Em 12 meses, a Selic subiu 3,5 pontos, para 11% ao ano, o que ajuda a aumentar um pouco o rendimento da TR. Ainda não há consenso no mercado sobre a continuidade da alta do juro básico, mas, de todo modo, novas elevações não devem ter impacto significativo na TR a ponto de melhorar a situação da poupança.
A estimativa é que fundos DI com taxa de administração de até 1% já superem os rendimentos da caderneta. Pelos dados da Associação Brasileira de Entidades dos Mercados Financeiro e de Capitais (Anbima), a taxa média dos fundos referenciados DI em janeiro era de 0,73% (para qualquer cliente). Só para varejo a média era maior: 1,17%. Aplicações atreladas à inflação também vivem uma boa fase e ajudam a tirar o brilho da poupança.
Alternativas
Com preços e juros subindo, especialistas indicam produtos que ofereçam maiores possibilidades de ganho. “Com o aumento da inflação, o investidor precisa tomar bastante cuidado”, diz Magalhães, da Easyinvest.
Ele destaca a segurança trazida por carteiras mais diversificadas de investimento. “O ideal é fazer um mix, comparando liquidez e rentabilidade”. Mas, caso os preços se mantenham em alta, a tática pode não adiantar. “Não há garantia de bater a inflação mesmo diversificando as aplicações”, diz o administrador de investimentos, Fábio Colombo.
De uma forma ou de outra, entre as alternativas à poupança está o Tesouro Direto. Os títulos públicos atrelados à inflação – Notas do Tesouro Nacional Série B (NTN-B) e Série B Principal (NTN-B Principal) – atualmente pagam juro fixo a partir de 6% ao ano mais a variação do IPCA. Ou seja, o investidor fica protegido do aumento dos preços e tem um ganho real de 6% ou mais.
No Tesouro Direto, o investimento mínimo é de uma fração de 10% do valor do título inteiro. Portanto, como o papel mais barato custa pouco mais de R$ 600, a aplicação mínima é de R$ 60. Quanto à liquidez, o governo promove leilões de recompra dos papéis todas as quartas-feiras, mas o indicado é permanecer até o vencimento. É importante ressaltar também que os títulos públicos, assim como os fundos de investimento, sofrem cobrança de Imposto de Renda.

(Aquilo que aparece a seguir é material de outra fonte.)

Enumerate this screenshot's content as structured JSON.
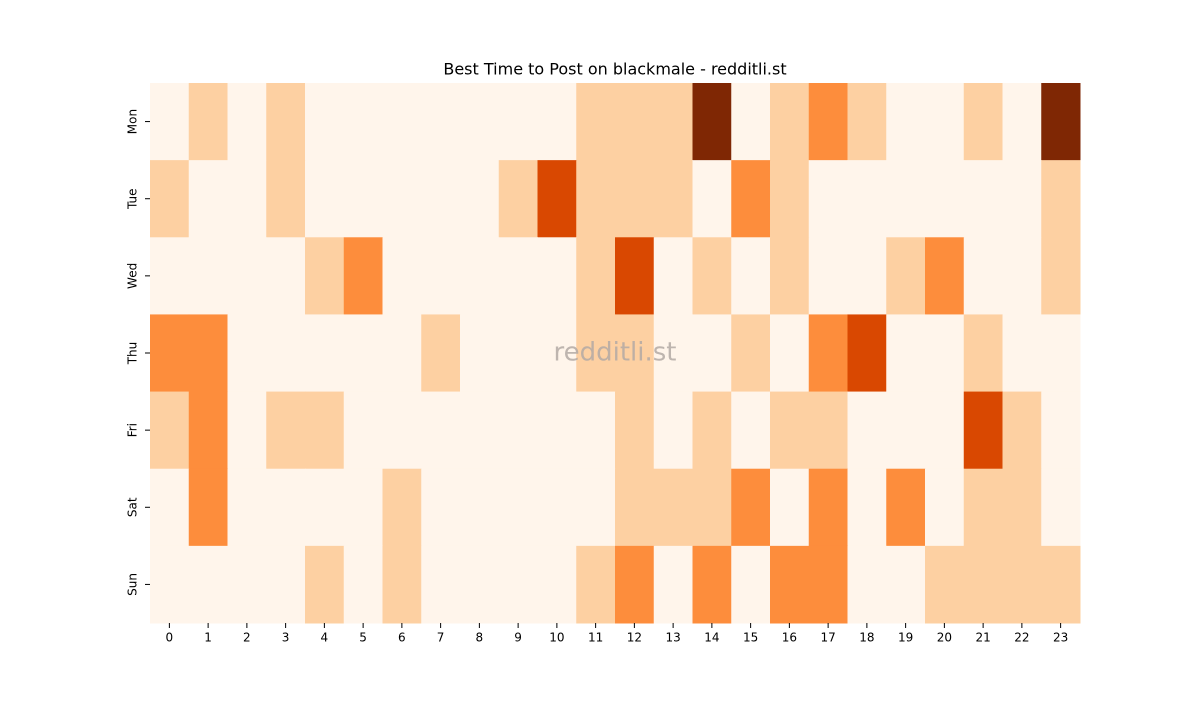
{
  "chart_data": {
    "type": "heatmap",
    "title": "Best Time to Post on blackmale - redditli.st",
    "watermark": "redditli.st",
    "x": [
      0,
      1,
      2,
      3,
      4,
      5,
      6,
      7,
      8,
      9,
      10,
      11,
      12,
      13,
      14,
      15,
      16,
      17,
      18,
      19,
      20,
      21,
      22,
      23
    ],
    "categories": [
      "Mon",
      "Tue",
      "Wed",
      "Thu",
      "Fri",
      "Sat",
      "Sun"
    ],
    "values": [
      [
        0,
        1,
        0,
        1,
        0,
        0,
        0,
        0,
        0,
        0,
        0,
        1,
        1,
        1,
        4,
        0,
        1,
        2,
        1,
        0,
        0,
        1,
        0,
        4
      ],
      [
        1,
        0,
        0,
        1,
        0,
        0,
        0,
        0,
        0,
        1,
        3,
        1,
        1,
        1,
        0,
        2,
        1,
        0,
        0,
        0,
        0,
        0,
        0,
        1
      ],
      [
        0,
        0,
        0,
        0,
        1,
        2,
        0,
        0,
        0,
        0,
        0,
        1,
        3,
        0,
        1,
        0,
        1,
        0,
        0,
        1,
        2,
        0,
        0,
        1
      ],
      [
        2,
        2,
        0,
        0,
        0,
        0,
        0,
        1,
        0,
        0,
        0,
        1,
        1,
        0,
        0,
        1,
        0,
        2,
        3,
        0,
        0,
        1,
        0,
        0
      ],
      [
        1,
        2,
        0,
        1,
        1,
        0,
        0,
        0,
        0,
        0,
        0,
        0,
        1,
        0,
        1,
        0,
        1,
        1,
        0,
        0,
        0,
        3,
        1,
        0
      ],
      [
        0,
        2,
        0,
        0,
        0,
        0,
        1,
        0,
        0,
        0,
        0,
        0,
        1,
        1,
        1,
        2,
        0,
        2,
        0,
        2,
        0,
        1,
        1,
        0
      ],
      [
        0,
        0,
        0,
        0,
        1,
        0,
        1,
        0,
        0,
        0,
        0,
        1,
        2,
        0,
        2,
        0,
        2,
        2,
        0,
        0,
        1,
        1,
        1,
        1
      ]
    ],
    "colors": [
      "#fff5eb",
      "#fdd0a2",
      "#fd8d3c",
      "#d94801",
      "#7f2704"
    ]
  }
}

“A lista de produtos do mercado hoje é muito vasta. Devem ser observados dois pontos na escolha: o prazo que se pretende investir, para saber quanto de imposto será pago, e a taxa de administração”, diz Lima.
Entre as aplicações que não possuem IR nem taxa de administração, como a poupança, há as Letras de Crédito Imobiliário (LCI) e as Letras de Crédito do Agronegócio (LCA). Nesses casos, as desvantagens são a baixa liquidez e o alto valor inicial para as aplicações (em torno de R$ 30 mil).
Pequenas economias
Apesar do cenário mais desfavorável, a poupança não deixou de ser indicada para certos casos. “Se uma pessoa tem um compromisso próximo, como uma viagem ou o pagamento de parcelas de um carro, a poupança ainda é uma boa escolha. O dinheiro rende, mas rende pouco”, diz Lima.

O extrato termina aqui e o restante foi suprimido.